The Great Lakes: from battery belt to unified strategy
Stretching from Chicago to Detroit, Cleveland and Buffalo, the Great Lakes corridor has long been the industrial backbone of America. Its geography, anchored by fresh water, shipping routes and access to global commerce, once powered America’s industrial heartbeat. That same positioning allows the region to lead in electric vehicles, semiconductors and advanced materials. Today, the region is redefining itself as the nation's "Battery Belt." Michigan's $1 billion site readiness fund, Ohio's $600 million in semiconductor infrastructure and Indiana's Ivy Tech Community College system demonstrate regional commitment.
Yet the region lacks cohesion to compete as one unified manufacturing economy. Years of brain drain and state-versus-state competition have created a fragmented landscape. The fix is a cohesive regional strategy with one playbook and shared metrics for jobs, emissions and domestic content. The region can turn bidding wars into durable, clean energy industrial growth
Toward a climate manufacturing commons
When industry leaves, cities lose not only jobs but their tax base, weakening their ability to invest in schools and public services. New York, Pittsburgh, Los Angeles and the Great Lakes corridor are building climate manufacturing ecosystems that draw on legacy, infrastructure, and innovation.

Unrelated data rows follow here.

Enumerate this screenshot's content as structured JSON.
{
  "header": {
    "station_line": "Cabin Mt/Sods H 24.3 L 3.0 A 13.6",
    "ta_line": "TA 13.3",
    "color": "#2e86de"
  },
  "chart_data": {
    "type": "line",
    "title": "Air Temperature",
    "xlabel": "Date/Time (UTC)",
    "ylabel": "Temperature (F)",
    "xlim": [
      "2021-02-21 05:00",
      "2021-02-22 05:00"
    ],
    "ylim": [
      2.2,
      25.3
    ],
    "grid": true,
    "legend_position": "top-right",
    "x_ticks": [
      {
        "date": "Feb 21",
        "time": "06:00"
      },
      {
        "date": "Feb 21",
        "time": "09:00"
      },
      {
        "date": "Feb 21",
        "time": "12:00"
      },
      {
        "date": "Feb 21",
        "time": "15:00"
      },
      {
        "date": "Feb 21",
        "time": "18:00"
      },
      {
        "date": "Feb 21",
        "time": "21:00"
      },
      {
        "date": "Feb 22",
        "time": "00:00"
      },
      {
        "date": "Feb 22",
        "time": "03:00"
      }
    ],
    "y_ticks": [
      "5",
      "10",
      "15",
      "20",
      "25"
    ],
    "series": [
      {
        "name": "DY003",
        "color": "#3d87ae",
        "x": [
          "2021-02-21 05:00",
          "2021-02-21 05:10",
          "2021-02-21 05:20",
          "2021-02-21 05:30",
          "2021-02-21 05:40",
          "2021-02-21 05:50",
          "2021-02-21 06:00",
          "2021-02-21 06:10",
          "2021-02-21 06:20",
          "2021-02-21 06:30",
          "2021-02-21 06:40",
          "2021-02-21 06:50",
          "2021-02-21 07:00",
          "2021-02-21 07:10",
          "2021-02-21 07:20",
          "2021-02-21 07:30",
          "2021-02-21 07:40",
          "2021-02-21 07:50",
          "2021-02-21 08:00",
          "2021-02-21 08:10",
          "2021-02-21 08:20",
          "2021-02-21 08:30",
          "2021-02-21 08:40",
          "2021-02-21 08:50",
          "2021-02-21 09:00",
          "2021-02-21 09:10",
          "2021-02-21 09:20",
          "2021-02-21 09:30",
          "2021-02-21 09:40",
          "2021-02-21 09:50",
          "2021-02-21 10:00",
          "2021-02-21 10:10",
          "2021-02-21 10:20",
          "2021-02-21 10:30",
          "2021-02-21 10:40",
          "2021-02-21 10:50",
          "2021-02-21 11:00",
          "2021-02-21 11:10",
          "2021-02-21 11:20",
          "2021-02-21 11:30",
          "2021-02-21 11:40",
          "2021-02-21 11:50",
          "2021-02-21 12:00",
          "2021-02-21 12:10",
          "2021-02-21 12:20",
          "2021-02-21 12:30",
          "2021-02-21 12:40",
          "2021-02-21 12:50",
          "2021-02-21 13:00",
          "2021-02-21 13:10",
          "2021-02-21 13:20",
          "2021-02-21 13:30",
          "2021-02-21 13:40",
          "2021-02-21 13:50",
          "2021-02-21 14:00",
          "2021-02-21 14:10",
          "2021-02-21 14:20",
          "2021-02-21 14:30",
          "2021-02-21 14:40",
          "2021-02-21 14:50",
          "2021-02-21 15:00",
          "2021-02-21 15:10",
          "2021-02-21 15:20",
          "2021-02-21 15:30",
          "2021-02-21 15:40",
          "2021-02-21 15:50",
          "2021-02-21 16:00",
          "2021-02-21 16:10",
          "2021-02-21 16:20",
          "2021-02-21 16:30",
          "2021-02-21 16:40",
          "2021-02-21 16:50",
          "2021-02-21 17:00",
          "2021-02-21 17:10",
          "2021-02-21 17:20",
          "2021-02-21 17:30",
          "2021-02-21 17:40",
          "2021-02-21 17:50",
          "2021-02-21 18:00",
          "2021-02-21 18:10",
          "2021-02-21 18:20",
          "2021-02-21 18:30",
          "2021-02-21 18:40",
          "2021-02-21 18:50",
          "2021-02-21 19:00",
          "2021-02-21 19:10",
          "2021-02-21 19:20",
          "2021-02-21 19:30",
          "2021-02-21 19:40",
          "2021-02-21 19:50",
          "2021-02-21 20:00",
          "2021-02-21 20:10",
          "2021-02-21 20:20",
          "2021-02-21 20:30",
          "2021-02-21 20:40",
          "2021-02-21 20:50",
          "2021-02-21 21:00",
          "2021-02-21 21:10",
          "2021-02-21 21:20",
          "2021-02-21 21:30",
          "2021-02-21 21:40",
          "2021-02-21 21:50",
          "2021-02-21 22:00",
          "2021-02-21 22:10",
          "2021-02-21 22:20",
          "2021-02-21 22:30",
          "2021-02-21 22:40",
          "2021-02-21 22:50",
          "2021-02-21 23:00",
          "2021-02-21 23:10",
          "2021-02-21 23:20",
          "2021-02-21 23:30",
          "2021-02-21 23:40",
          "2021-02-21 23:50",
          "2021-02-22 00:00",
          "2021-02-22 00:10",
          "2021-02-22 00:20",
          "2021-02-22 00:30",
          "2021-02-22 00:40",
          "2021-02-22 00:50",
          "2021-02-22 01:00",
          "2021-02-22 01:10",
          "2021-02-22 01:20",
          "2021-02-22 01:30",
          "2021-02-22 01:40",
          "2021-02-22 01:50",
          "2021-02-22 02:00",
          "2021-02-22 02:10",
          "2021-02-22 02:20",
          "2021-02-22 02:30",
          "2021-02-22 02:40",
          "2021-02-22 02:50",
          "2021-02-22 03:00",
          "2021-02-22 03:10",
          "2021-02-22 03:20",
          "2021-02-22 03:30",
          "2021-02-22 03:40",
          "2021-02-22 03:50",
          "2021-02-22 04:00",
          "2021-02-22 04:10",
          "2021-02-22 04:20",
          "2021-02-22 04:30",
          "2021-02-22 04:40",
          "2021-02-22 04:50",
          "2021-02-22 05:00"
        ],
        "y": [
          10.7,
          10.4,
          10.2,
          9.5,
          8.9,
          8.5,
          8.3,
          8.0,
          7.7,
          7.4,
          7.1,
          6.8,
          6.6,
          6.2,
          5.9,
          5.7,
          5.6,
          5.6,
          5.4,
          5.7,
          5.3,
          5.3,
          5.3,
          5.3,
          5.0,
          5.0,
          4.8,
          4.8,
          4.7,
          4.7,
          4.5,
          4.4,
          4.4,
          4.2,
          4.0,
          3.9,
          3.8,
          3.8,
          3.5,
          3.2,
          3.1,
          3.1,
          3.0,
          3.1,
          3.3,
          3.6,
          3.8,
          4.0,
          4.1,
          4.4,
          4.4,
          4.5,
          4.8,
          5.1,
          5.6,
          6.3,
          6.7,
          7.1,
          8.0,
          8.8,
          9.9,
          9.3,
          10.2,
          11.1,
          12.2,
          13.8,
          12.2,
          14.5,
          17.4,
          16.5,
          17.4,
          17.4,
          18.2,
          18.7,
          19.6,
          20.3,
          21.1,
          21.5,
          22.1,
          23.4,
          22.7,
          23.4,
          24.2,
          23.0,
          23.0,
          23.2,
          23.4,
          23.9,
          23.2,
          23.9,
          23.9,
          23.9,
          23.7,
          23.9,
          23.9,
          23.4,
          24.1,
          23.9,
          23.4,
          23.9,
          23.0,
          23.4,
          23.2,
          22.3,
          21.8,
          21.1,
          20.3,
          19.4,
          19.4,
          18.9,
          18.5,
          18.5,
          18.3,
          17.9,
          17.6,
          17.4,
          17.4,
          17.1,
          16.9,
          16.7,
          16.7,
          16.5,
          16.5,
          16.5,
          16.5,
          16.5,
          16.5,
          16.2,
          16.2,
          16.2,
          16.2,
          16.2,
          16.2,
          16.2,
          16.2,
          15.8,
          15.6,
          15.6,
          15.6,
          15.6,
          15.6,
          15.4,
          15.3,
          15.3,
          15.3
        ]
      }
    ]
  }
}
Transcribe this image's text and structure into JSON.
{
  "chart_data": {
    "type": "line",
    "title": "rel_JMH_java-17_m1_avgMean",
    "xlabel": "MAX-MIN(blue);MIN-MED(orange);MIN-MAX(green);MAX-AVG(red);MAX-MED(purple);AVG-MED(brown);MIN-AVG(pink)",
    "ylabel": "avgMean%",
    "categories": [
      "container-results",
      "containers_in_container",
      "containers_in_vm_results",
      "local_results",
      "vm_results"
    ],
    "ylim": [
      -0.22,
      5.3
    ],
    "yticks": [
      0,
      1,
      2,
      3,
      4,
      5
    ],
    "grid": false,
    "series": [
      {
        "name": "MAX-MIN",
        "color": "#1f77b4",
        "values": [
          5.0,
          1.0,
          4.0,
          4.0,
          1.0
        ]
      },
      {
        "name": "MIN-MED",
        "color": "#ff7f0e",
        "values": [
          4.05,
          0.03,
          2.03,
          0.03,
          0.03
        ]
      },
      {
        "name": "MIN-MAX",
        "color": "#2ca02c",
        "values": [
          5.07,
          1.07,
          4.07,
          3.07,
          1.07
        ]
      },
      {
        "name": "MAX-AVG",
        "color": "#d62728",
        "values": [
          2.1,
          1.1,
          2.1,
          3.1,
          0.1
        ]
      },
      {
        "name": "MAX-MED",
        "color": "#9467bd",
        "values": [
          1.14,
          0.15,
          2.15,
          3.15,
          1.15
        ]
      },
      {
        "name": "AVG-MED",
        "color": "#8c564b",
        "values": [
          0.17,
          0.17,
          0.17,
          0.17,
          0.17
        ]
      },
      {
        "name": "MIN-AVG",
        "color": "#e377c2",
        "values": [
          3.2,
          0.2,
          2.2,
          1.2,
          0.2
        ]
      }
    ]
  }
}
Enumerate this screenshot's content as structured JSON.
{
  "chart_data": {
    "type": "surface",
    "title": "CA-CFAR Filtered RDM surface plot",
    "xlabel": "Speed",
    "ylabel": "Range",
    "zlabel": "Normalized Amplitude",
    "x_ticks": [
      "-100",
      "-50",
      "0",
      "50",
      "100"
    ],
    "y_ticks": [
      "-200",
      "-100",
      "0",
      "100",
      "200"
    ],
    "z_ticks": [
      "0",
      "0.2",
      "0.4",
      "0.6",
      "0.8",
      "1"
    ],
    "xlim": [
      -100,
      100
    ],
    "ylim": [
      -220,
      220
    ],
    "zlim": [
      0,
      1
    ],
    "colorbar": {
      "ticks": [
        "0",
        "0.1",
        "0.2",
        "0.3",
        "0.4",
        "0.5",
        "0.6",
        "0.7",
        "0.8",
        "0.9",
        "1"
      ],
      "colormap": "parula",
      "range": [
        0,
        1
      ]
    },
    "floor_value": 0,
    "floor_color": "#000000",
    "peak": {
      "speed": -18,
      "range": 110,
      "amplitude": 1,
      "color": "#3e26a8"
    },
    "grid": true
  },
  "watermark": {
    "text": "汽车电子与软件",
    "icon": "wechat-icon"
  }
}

If regions align around shared goals, fragmented progress can become a connected national movement, a "Climate Manufacturing Commons" where ideas, talent, and production flow across borders. To make this real, government, industry and investors should: (1) co-develop cohesive regional strategies with common metrics and interoperable incentives; (2) invest in climate manufacturing entrepreneur programs with aligned public, philanthropic and private capital; and (3) modernize utilities, ports, rail and multi-tenant production space while protecting critical industrial districts. This is how we prove that rebuilding industry and addressing climate change are one and the same project of national renewal.